Dreimond - Das verlorene Rudel
sein!
»Blitzschweif …?«, flüsterte Neuschnee hoffnungsvoll.
Keiner wagte, ihr zu widersprechen. Keiner wollte sich ausmalen, wen die Laute aus der Tiefe noch ankündigen könnten. Wer konnte schon sagen, wie viele Füße es waren, wo das Echo jeden Ton verfälschte.
Fiona sah zu Serafin und zu Lex, der tief zu schlafen schien, zuletzt auf die weite, endlos weite Fläche, die kahl und brach vor ihnen lag.
Stille. Bis auf die Schritte aus der Dunkelheit.
Neuschnee sah den Schwarzen lange an, reichte Carras ihre Flasche und richtete sich auf.
»Ich werde nachsehen.«
»Allein?«, keuchte Fiona und holte tief Luft. »Das wäre nicht gerecht! Ich komme mit dir!«
»Wie du meinst …«, entgegnete die Weiße teilnahmslos, und ging langsam, wie in Trance, auf den Tunnel zu.
Fiona wollte der Wölfin folgen, als eine Hand sie fest zurückhielt.
»Du bleibst hier!«
»Was?«
Sie sah ungläubig auf Lex, der, noch immer im Sitzen, eisern ihr Handgelenk umfasste.
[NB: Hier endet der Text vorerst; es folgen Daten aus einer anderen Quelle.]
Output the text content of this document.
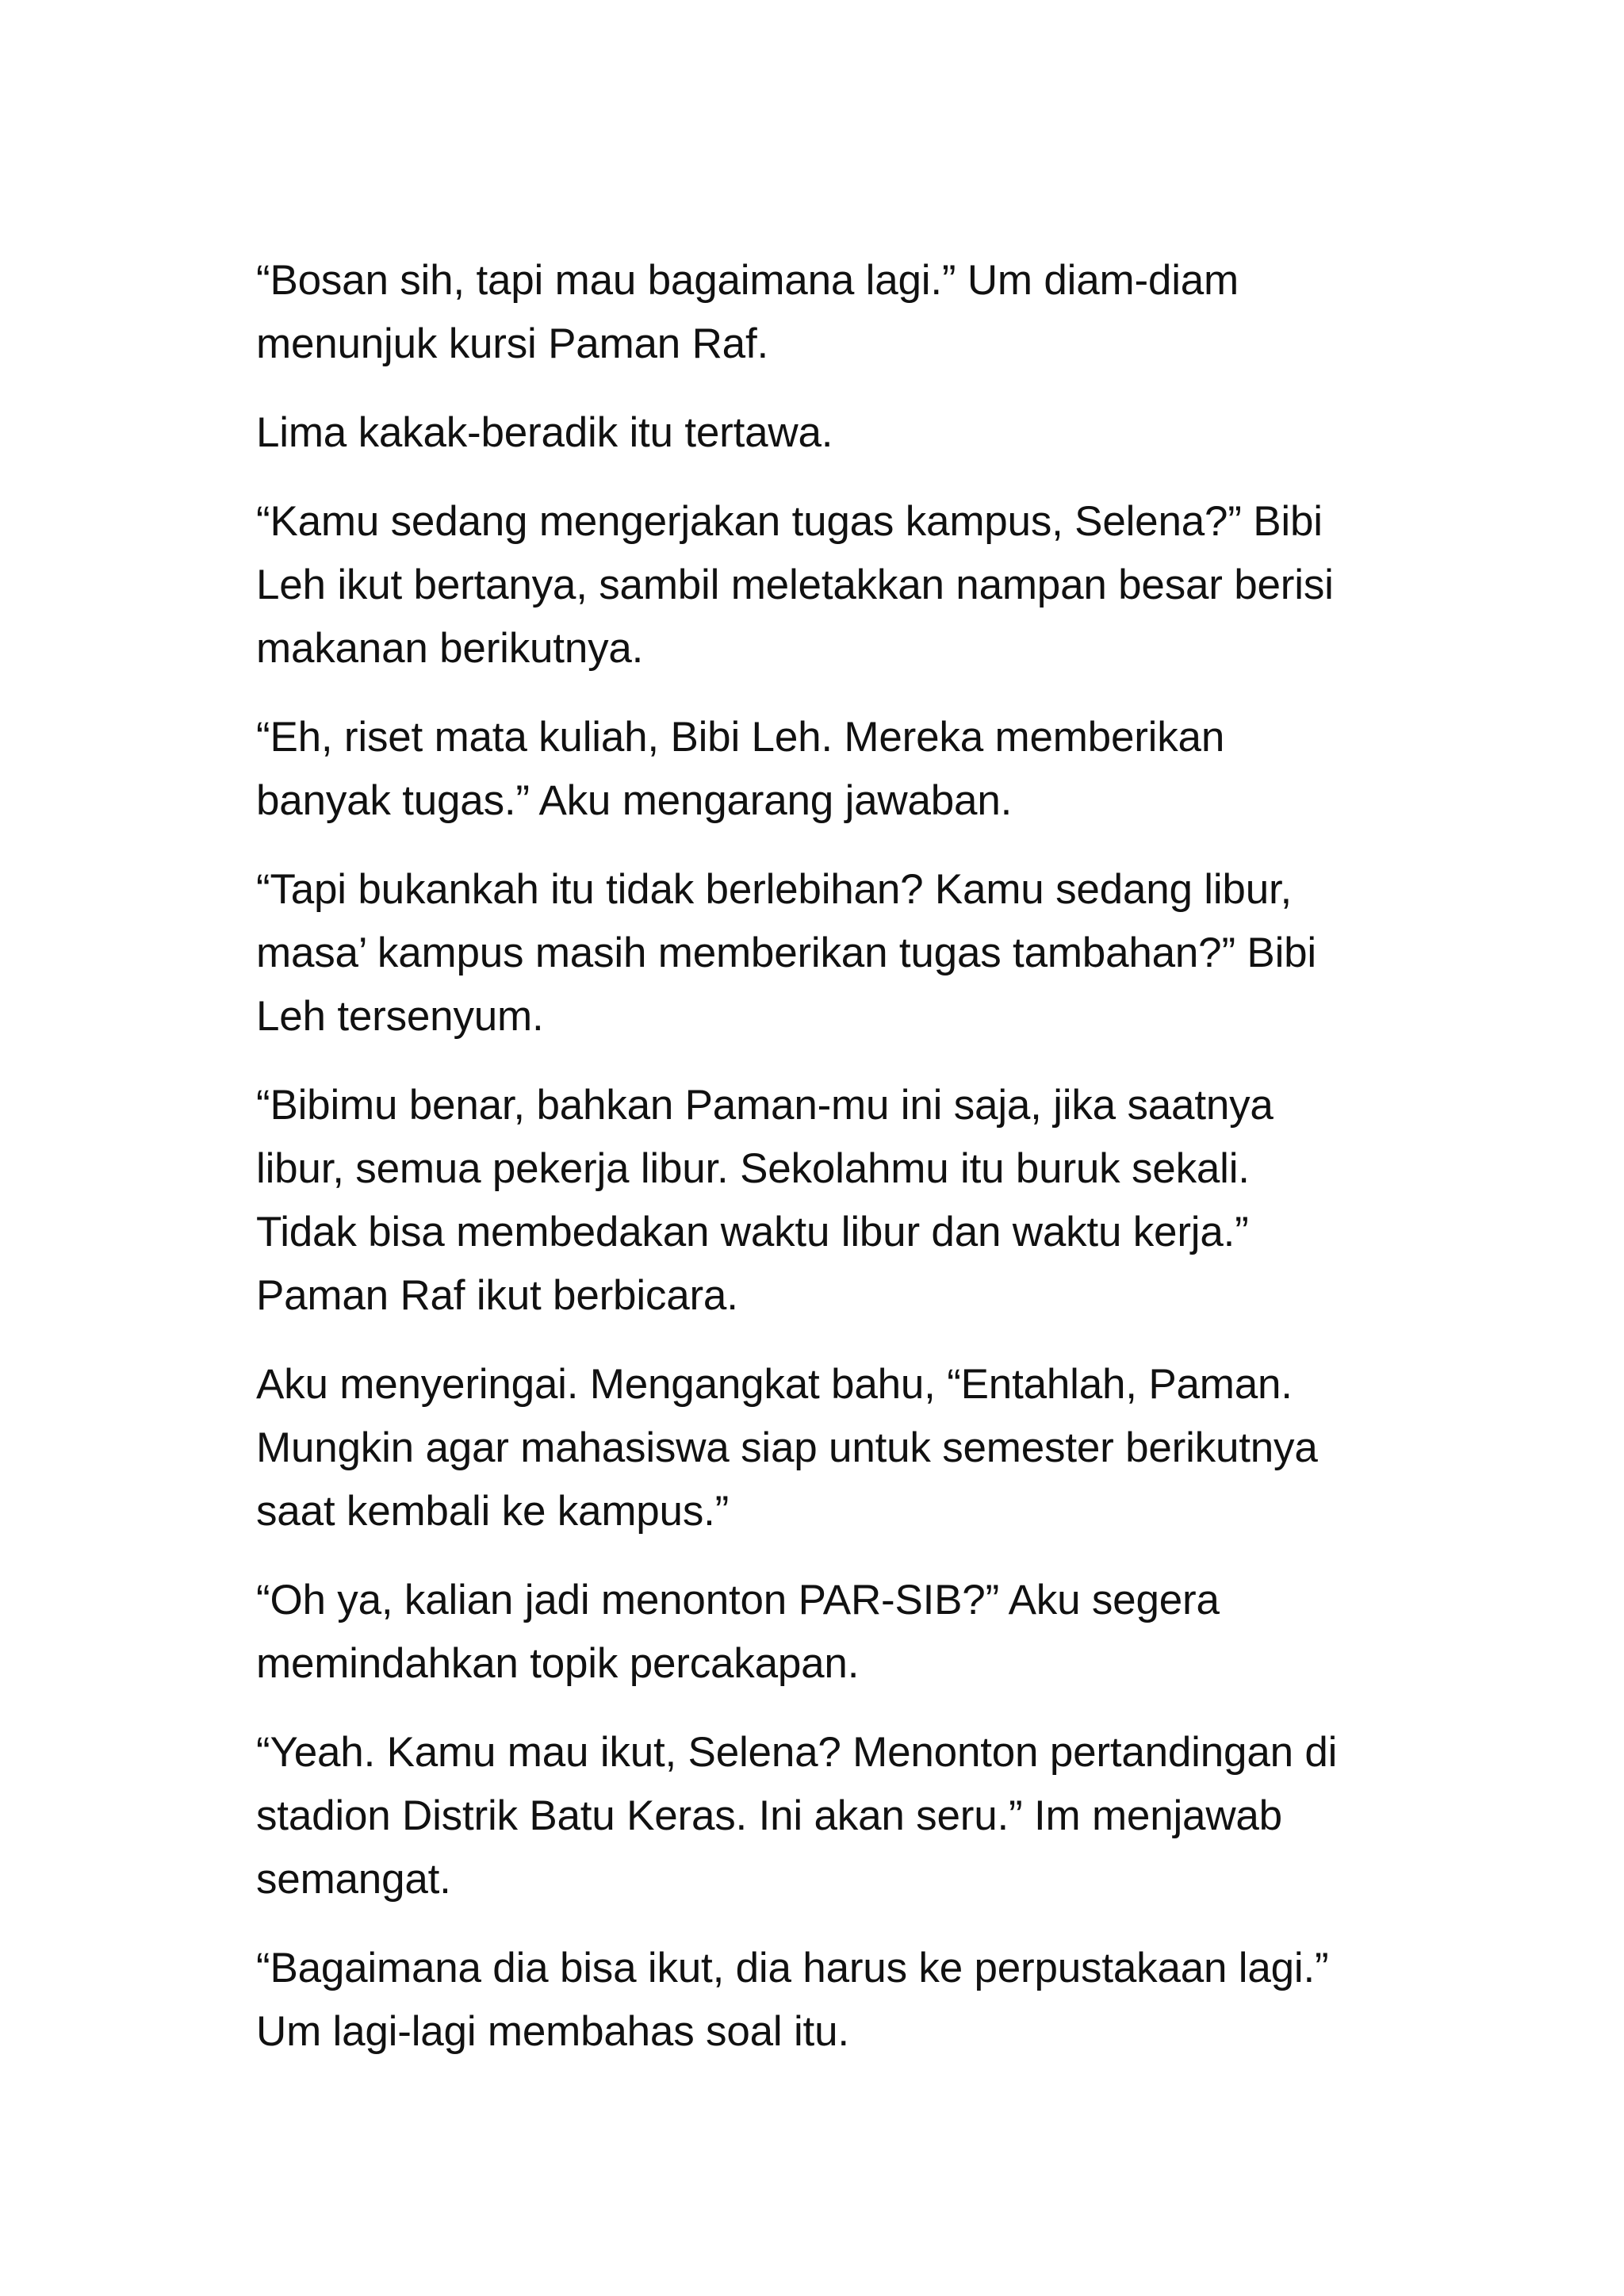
“Bosan sih, tapi mau bagaimana lagi.” Um diam-diam
menunjuk kursi Paman Raf.

Lima kakak-beradik itu tertawa.

“Kamu sedang mengerjakan tugas kampus, Selena?” Bibi
Leh ikut bertanya, sambil meletakkan nampan besar berisi
makanan berikutnya.

“Eh, riset mata kuliah, Bibi Leh. Mereka memberikan
banyak tugas.” Aku mengarang jawaban.

“Tapi bukankah itu tidak berlebihan? Kamu sedang libur,
masa’ kampus masih memberikan tugas tambahan?” Bibi
Leh tersenyum.

“Bibimu benar, bahkan Paman-mu ini saja, jika saatnya
libur, semua pekerja libur. Sekolahmu itu buruk sekali.
Tidak bisa membedakan waktu libur dan waktu kerja.”
Paman Raf ikut berbicara.

Aku menyeringai. Mengangkat bahu, “Entahlah, Paman.
Mungkin agar mahasiswa siap untuk semester berikutnya
saat kembali ke kampus.”

“Oh ya, kalian jadi menonton PAR-SIB?” Aku segera
memindahkan topik percakapan.

“Yeah. Kamu mau ikut, Selena? Menonton pertandingan di
stadion Distrik Batu Keras. Ini akan seru.” Im menjawab
semangat.

“Bagaimana dia bisa ikut, dia harus ke perpustakaan lagi.”
Um lagi-lagi membahas soal itu.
»Was soll das?«, flüsterte sie ungeduldig. »Lass mich los!«
»Ich …«, murmelte der Wolfsmann, »… hab’s dir versprochen. Ich pass auf dich auf.«
»Und?«
»Ich … kann grad‘ nicht aufstehen …«
»Und?«
»Darum musst du bei mir bleiben.«
Sie erschrak, als er sie plötzlich zu sich auf den Boden zog. Ihr wurde warm, als er sie an sich drückte.
»Und so im Sitzen willst du mich beschützen? Wie willst du das denn anstellen?«, raunte sie ihm dennoch herausfordernd zu.
Er zuckte mit den Achseln.
»Ich steck’ dich in meine Tasche und behalt’ dich dort?«
Sie musste lächeln. Da spürte sie den Blick der weißen Wolfsfrau auf sich. Sofort versuchte sie unbeholfen, sich aus seiner Umarmung zu befreien.
»Bleib hier«, sagte Neuschnee. »Es ist gut.«
Verwundert sah sie zu ihr auf. Die grünen Augen hatten sich verändert. Sie schienen warm, vielleicht zum ersten Mal.
Fiona nickte langsam.
Die Weiße hielt kurz inne und kniete sich ein letztes Mal zu Serafin.
*
Schattenklaue. Sie sah ihn an. Seine ihr so vertrauten Züge, die nun von tiefer Erschöpfung gezeichnet waren. Sie legte ihre Stirn auf seine.
»Vielleicht«, flüsterte sie die Worte, die nur für sie beide bestimmt waren, »hätte ich dich einfach in meine Tasche stecken und mitnehmen sollen, als ich dich endlich gefunden hatte. Vielleicht war es falsch, dich zurück zum Rudel zu führen. Aber Schattenklaue …«
Sie umfasste seine Hände.
»… da war etwas … jemand, den ich dir zeigen wollte. Ihr solltet euch begegnen!«
Sie zögerte, rückte ein Stück von ihm ab.
»Hörst du mich, Schattenklaue?«, fragte sie eindringlich.
Er nickte kaum merklich.
»Blitzschweif … Er ist dein Sohn.«
Sie erschrak beinahe, wie schnell die Worte über ihre Lippen gekommen waren, die zehn Jahre nur Lügen hatte formen müssen.
Und nun, plötzlich, die Wahrheit.
Sie war frei.
*
Es war nicht Schattenklaue, der dem Jäger in der Finsternis des Tunnels entgegentrat.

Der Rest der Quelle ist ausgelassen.